RE: meme as catalytic indexical

From: Richard Brodie (richard@brodietech.com)
Date: Tue 27 Jan 2004 - 16:49:34 GMT

  • Next message: Vincent Campbell: "RE: memetics/memics/mimetics"

    M Lissack wrote:

    > There is no established "definition" of a meme. There is a
    > loose collection of fuzzy notions which all share the label
    > or word token "meme."

    I think there are only a few people in the world who really understand memes. To them it's not fuzzy, but I concede there are many more people who don't get it than who do. You could say the same about genetic evolution, on an even larger scale.

    >
    > Science does not advance by treating definitions as given but
    > by questioning always questioning definitions.

    Great. Start by questioning yours.

    >
    > Your web site fails to point to much of anything post the
    > year 2000. Do you believe that all worthy work (save your
    > own postings) stopped then?

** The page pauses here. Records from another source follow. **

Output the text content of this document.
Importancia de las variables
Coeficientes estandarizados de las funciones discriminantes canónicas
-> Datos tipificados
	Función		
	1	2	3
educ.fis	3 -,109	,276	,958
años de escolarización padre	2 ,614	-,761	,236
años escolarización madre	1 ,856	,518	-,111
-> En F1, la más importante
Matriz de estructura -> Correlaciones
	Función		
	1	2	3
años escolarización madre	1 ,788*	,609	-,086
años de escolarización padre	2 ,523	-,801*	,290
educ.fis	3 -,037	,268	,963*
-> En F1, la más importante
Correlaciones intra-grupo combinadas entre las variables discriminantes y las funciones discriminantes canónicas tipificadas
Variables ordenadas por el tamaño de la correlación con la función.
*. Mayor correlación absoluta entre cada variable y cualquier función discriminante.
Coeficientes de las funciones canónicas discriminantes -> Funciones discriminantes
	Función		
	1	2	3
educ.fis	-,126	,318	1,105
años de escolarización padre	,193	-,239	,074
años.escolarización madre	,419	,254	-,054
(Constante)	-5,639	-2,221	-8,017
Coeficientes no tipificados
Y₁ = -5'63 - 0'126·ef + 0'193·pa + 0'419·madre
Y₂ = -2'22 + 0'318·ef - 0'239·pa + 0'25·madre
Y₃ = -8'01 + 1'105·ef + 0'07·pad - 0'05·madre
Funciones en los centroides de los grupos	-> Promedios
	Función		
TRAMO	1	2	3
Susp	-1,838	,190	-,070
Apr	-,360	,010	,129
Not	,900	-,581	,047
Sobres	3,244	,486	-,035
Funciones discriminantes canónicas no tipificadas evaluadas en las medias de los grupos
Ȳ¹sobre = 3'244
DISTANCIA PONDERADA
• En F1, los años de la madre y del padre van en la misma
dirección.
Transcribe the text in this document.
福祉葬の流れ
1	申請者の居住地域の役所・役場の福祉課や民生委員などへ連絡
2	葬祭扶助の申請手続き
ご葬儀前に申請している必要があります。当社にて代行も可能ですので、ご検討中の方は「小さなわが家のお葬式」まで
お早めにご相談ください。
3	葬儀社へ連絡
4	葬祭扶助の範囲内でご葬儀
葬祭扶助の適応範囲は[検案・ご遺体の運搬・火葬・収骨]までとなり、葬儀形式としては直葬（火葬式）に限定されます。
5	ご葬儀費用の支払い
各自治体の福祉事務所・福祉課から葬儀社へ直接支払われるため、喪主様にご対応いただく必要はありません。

Do you really believe that a
    > book you wrote more than a decade ago was prescient enough to
    > answer challenges raised after the book was written?

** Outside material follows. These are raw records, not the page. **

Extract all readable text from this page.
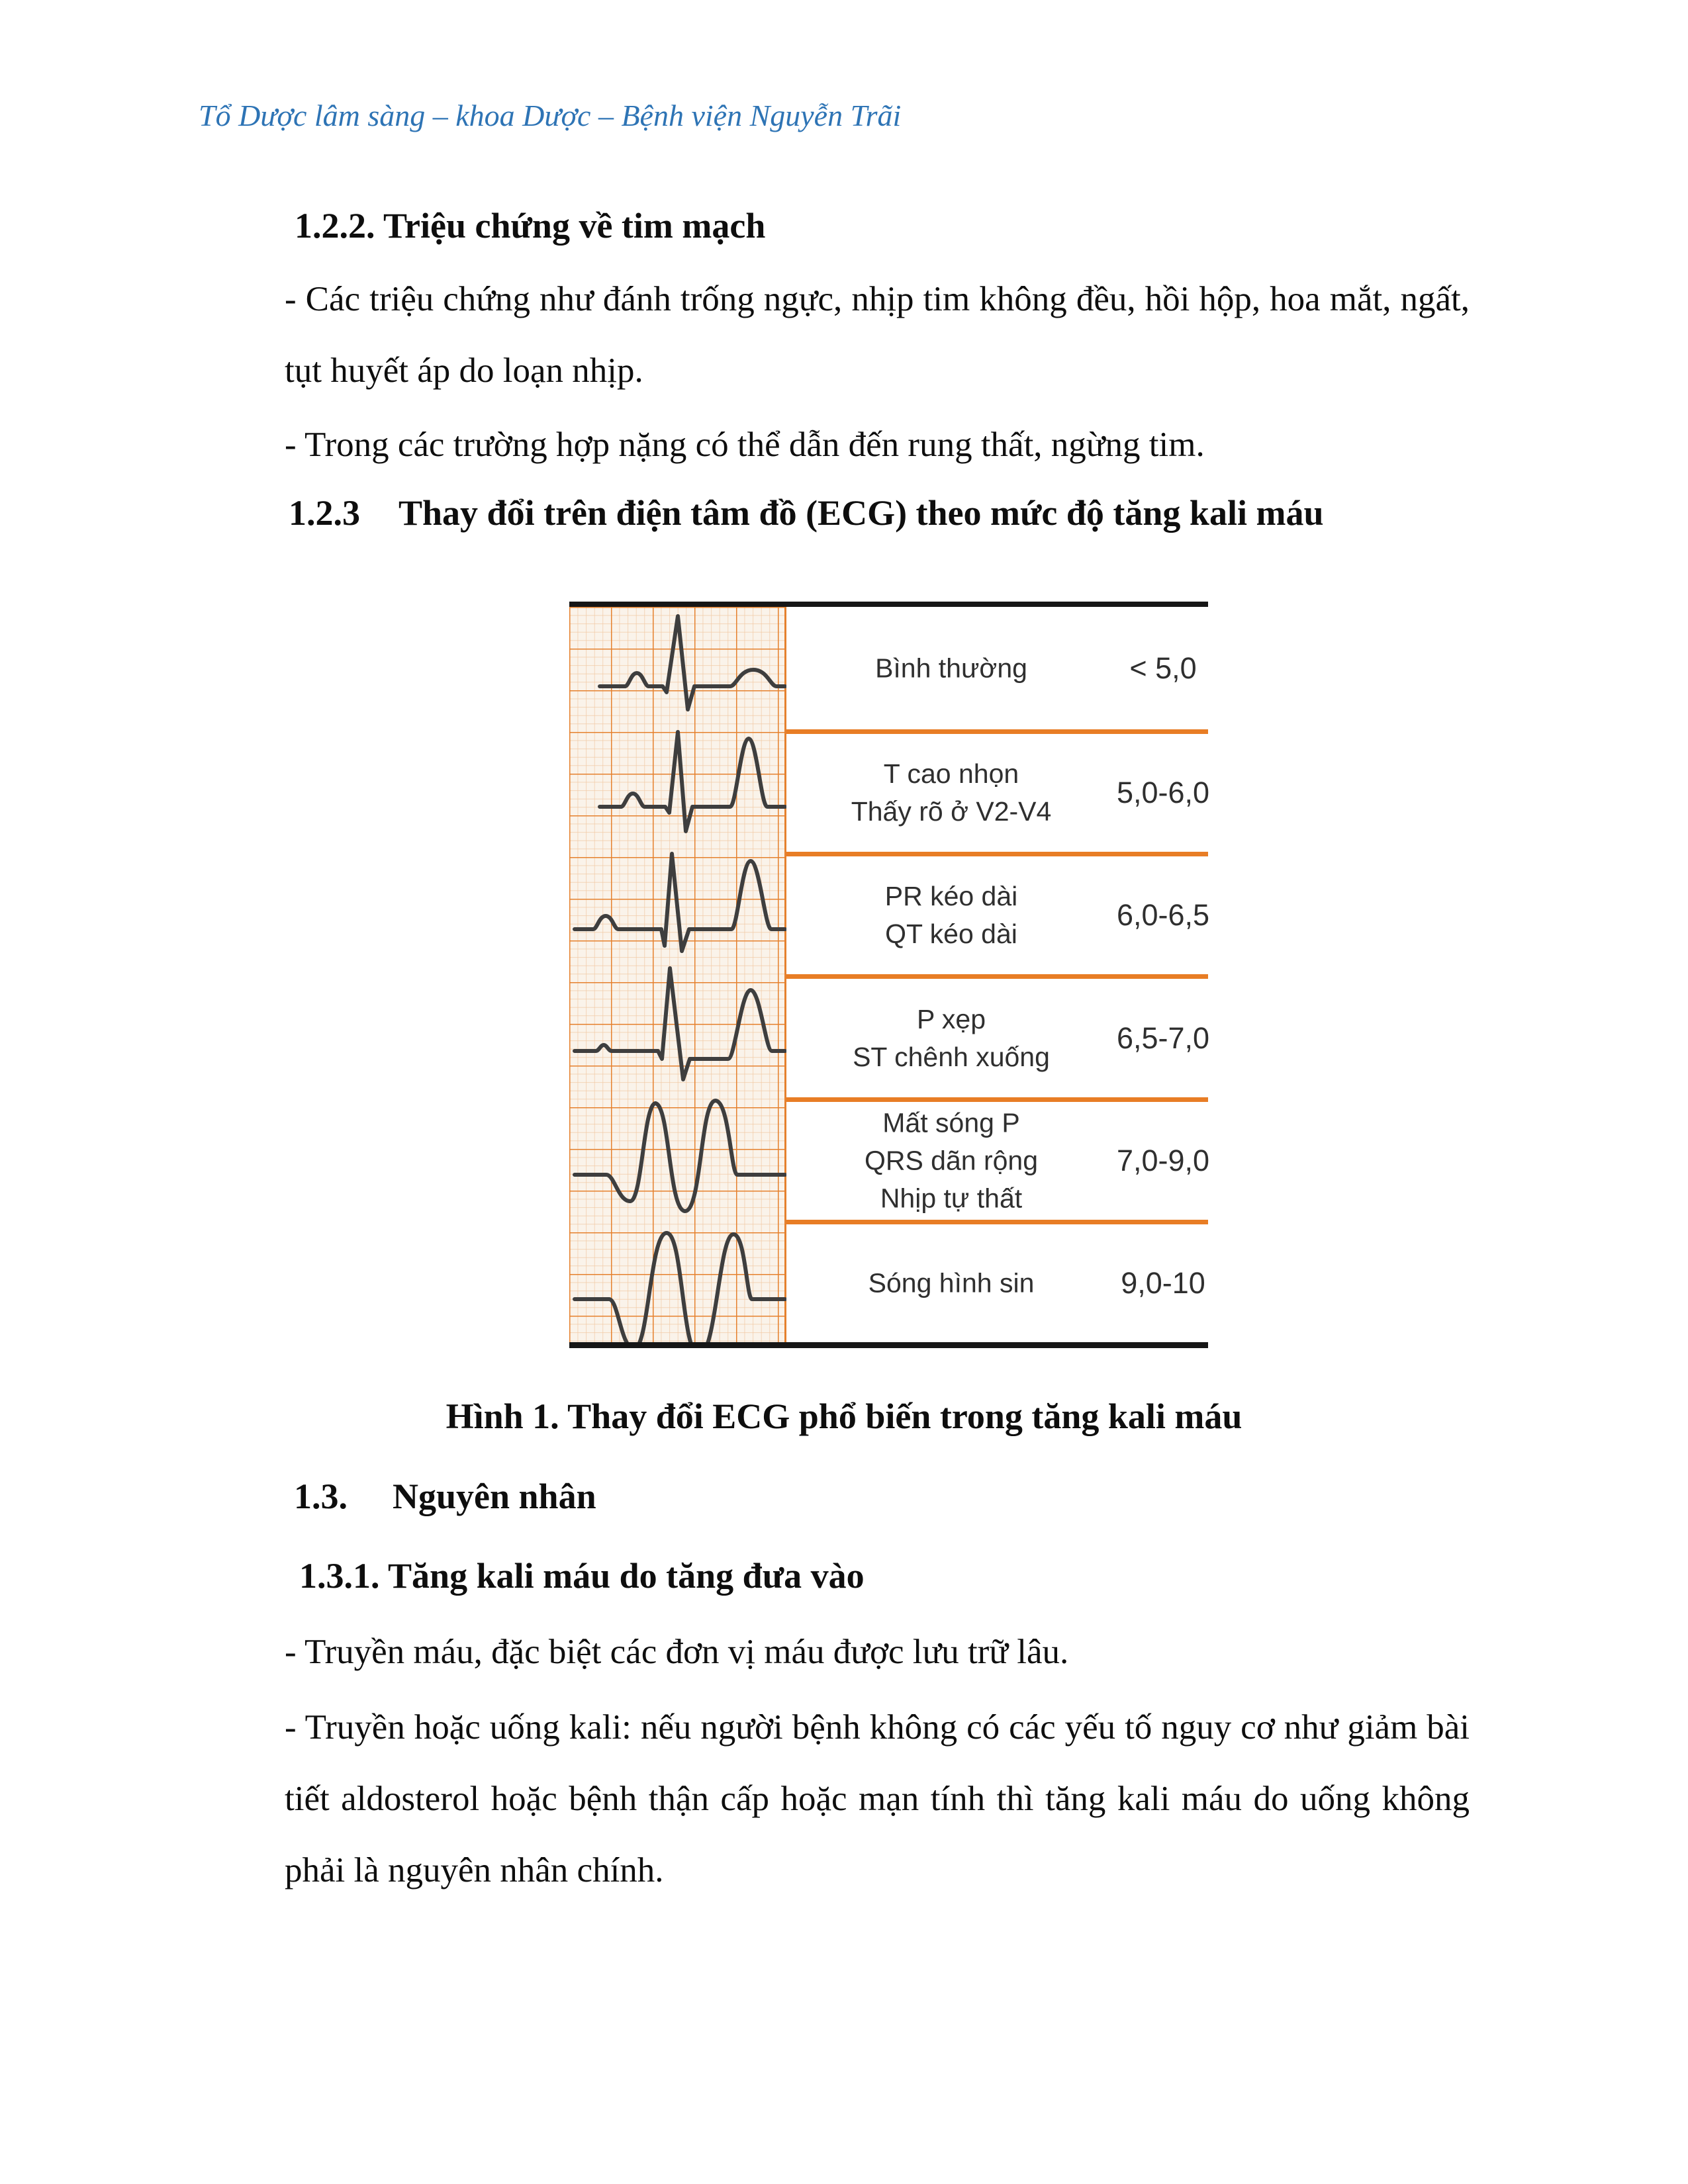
Tổ Dược lâm sàng – khoa Dược – Bệnh viện Nguyễn Trãi
1.2.2. Triệu chứng về tim mạch
- Các triệu chứng như đánh trống ngực, nhịp tim không đều, hồi hộp, hoa mắt, ngất, tụt huyết áp do loạn nhịp.
- Trong các trường hợp nặng có thể dẫn đến rung thất, ngừng tim.
1.2.3 Thay đổi trên điện tâm đồ (ECG) theo mức độ tăng kali máu
Bình thường	< 5,0
T cao nhọn
Thấy rõ ở V2-V4
5,0-6,0
PR kéo dài
QT kéo dài
6,0-6,5
P xẹp
ST chênh xuống
6,5-7,0
Mất sóng P
QRS dãn rộng
Nhịp tự thất
7,0-9,0
Sóng hình sin	9,0-10
Hình 1. Thay đổi ECG phổ biến trong tăng kali máu
1.3. Nguyên nhân
1.3.1. Tăng kali máu do tăng đưa vào
- Truyền máu, đặc biệt các đơn vị máu được lưu trữ lâu.
- Truyền hoặc uống kali: nếu người bệnh không có các yếu tố nguy cơ như giảm bài tiết aldosterol hoặc bệnh thận cấp hoặc mạn tính thì tăng kali máu do uống không phải là nguyên nhân chính.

    I haven't seen anything that would change the popular explanation of the basics of memetics, which is what my book is about. But it's odd you would comment on a book you haven't even read.

    >
    > Yes I am challenging the "conventional wisdom." I am not the
    > first nor will I be the last. You as a self proclaimed
    > author of that "convention" are much more interested in
    > defending your territory than in addressing the many
    > questions which get raised here and in other forums.

    I have no territory and if you read the first 27 pages of my book you would know that I credit others with the definition of meme and certainly don't claim it for myself. My book is simply an attempt to lay it out for interested laypeople.

    >
    > So for the last time I ask you again to respond to Bruce's
    > challenges with something other than hubris or platitudes. If
    > you have no interest in memetics as an academic field fine.
    > If you think Bruce has raised unnecessary issues tell us why
    > you think so. If you think Bruce's challenges can be easily
    > answered tell us how to do so. If you think Bruce's
    > challenges are invalid tell us why. But stop answering by
    > telling us that you said all that in Virus of the Mind. You
    > did not and you could not because Bruce's challenges came much later.

    I've said before Bruce's challenges are a fine pointer for interested people to flesh out with data what we suspect is a useful theory. I don't see how your proposed redefinition of meme addresses them. It seems to address your misunderstanding of the Intentional Stance.